Nun geht das Gerangel weiter. Der Projekt-Beirat hat Auerhähne aus Zuchtbeständen beschafft, eine Auswilderungsexpertin jedoch lehnt diese Tiere ab. Warum hat man sich nicht zuvor verständigt? Ohne Hähne aber ist und bleibt das ganze Projekt undurchführbar. Andererseits, Auerhühner wieder als ständige Bewohner unseres Heidepark-Gebiets, das wäre schon was! Ich bin mir nicht sicher, den Tieren direkt begegnet zu sein. Möglich ist es. Bei Radfahrten in den 40er Jahren von meinem Heimatort Bockwitz über Grünhaus nach Finsterwalde. Vom Anwesen Grünhaus könnte ich heute noch schwärmen.

Nein, für eine Aufgabe des Projekts bin ich keineswegs. Trotz aller Kompliziertheit. Mehr Professionalität aller Verantwortlichen und Beteiligten müsste allerdings gegeben sein.

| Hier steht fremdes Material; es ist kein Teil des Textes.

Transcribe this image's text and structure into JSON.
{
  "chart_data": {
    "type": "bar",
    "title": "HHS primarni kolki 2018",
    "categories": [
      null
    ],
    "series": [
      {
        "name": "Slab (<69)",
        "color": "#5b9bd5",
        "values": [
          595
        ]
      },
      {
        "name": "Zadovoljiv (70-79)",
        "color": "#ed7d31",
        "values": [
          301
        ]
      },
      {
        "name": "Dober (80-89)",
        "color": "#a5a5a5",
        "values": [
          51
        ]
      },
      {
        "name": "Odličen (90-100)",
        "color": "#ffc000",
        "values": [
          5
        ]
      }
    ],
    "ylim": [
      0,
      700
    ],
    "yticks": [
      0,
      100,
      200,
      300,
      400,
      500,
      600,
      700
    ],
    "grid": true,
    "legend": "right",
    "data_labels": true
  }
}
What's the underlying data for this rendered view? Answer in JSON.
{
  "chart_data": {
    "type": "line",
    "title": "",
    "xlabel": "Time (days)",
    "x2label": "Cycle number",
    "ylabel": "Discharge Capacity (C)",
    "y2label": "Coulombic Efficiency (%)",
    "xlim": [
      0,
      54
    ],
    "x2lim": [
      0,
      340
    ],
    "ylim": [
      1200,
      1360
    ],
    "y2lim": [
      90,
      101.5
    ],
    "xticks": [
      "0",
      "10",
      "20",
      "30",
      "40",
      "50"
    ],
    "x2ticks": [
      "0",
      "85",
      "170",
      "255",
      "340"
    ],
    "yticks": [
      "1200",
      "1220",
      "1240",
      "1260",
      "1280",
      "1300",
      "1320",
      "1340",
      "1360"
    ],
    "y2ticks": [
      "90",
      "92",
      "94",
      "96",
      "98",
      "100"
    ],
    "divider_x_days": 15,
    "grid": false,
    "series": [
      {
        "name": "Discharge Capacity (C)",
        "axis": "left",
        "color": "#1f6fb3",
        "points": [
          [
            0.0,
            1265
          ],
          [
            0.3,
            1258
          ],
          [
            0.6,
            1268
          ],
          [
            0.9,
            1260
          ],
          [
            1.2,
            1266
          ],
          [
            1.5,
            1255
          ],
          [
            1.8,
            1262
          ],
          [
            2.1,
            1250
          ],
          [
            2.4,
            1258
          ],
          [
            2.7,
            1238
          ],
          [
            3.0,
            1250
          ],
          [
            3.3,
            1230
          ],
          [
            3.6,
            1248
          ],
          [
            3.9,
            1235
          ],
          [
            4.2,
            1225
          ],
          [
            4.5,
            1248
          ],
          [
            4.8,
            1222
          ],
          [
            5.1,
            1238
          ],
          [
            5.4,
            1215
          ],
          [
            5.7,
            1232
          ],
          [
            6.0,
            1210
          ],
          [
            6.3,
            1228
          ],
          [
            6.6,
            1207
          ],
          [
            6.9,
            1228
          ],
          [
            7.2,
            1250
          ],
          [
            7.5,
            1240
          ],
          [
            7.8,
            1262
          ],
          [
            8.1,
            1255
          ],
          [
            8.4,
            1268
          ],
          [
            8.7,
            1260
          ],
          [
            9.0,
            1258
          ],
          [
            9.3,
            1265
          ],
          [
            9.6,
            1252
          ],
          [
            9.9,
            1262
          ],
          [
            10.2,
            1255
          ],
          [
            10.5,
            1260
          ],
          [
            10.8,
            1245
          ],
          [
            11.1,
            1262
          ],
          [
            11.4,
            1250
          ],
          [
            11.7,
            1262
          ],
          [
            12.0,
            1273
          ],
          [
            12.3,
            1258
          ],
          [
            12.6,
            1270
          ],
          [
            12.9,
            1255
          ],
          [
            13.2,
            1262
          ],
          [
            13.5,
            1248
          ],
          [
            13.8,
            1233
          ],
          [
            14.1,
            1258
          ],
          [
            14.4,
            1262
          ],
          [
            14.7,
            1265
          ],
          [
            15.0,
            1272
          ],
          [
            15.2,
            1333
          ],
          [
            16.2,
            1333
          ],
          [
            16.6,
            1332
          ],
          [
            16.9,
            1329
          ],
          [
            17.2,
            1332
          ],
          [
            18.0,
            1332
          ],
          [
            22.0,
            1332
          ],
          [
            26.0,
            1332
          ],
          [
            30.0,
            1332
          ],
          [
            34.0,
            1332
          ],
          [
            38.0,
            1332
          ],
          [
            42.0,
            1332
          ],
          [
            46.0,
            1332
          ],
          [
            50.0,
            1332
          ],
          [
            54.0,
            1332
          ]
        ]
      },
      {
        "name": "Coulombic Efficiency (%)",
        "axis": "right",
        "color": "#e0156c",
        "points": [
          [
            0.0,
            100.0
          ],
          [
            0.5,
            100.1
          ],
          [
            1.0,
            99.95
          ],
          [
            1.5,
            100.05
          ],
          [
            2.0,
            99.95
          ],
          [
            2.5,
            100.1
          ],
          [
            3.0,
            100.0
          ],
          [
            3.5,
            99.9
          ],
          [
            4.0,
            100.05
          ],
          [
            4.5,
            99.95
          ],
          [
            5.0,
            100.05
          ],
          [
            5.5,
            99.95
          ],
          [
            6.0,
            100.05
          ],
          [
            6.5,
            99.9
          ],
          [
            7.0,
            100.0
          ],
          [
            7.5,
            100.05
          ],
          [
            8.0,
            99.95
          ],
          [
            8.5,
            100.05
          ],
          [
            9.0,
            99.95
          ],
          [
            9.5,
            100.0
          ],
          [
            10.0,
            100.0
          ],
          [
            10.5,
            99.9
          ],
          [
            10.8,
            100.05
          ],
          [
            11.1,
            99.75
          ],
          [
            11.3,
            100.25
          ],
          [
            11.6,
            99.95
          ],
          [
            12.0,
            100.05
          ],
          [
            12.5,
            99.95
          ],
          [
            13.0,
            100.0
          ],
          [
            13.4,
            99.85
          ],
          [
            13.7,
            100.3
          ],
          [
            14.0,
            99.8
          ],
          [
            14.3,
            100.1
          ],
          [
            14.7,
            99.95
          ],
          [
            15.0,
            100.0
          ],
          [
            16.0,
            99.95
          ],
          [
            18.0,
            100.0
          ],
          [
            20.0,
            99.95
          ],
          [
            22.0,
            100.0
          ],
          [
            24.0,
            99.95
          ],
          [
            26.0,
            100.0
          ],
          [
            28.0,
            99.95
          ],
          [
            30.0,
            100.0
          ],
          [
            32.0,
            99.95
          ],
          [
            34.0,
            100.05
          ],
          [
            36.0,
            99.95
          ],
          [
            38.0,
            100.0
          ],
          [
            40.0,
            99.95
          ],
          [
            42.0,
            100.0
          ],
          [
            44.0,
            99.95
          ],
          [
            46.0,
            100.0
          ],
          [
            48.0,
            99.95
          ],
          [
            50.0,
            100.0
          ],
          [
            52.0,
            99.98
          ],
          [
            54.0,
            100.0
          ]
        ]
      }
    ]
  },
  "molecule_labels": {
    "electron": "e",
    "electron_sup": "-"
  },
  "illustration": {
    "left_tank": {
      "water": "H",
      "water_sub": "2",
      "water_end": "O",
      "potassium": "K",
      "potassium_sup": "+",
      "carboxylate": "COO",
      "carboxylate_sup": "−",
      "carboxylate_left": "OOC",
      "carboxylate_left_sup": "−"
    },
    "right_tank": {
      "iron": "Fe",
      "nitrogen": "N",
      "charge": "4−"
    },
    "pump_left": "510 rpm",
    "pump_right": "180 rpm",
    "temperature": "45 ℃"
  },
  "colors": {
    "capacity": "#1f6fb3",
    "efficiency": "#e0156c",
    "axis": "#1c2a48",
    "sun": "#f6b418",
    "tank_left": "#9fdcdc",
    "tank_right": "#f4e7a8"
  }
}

Und das dazu erforderliche Geld, auf der Straße liegt es nicht. Möglicherweise könnte man die Bevölkerung der Umgebung in die Verwirklichung des Projekts einbeziehen, sie zur finanziellen Unterstützung zu begeistern versuchen. Spendenbereitschaft ist eher gegeben, wenn der Spender genau weiß, wofür seine Gabe gedacht ist.